While at 52 Jobs might seem a long way from retiring age, he has already had a nasty health scare, when he was diagnosed with pancreatic cancer three years ago, something he managed to recover from after surgery. The market certainly worries about his replaceability: when, last year, Mr Jobs was caught in a regulatory investigation about backdated stock options, Apple’s shares dropped 11 percent on fears that the CEO might have to step down.

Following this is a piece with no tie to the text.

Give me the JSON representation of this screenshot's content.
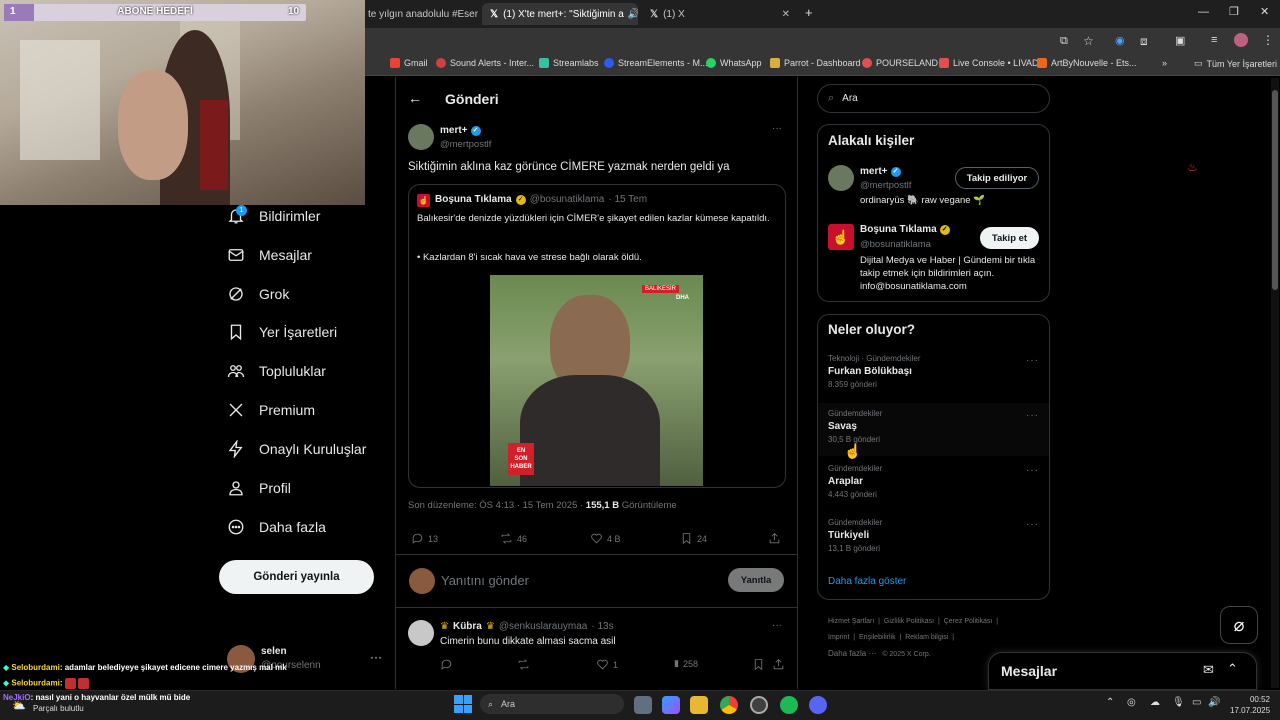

However, observers believe Apple is able to demonstrate that it has what is called in the US, using an American football analogy, a ‘deep bench’. They point, among others, to Tim Cook, who became Apple’s chief operating officer two years ago after three years as the company’s top man in worldwide sales, whose role includes working with Mr Jobs to set Apple’s overall direction, and who ran the company for several months in 2004 while the latter recovered from his cancer surgery.
All the same, it will take big feet to fill Mr Jobs’ shoes. As one observer said: “Jobs is a culture all to himself. The challenge for a new leader [at Apple] is to maintain that culture of vision. The problem could be that, once there, a new leader could lose that vision.”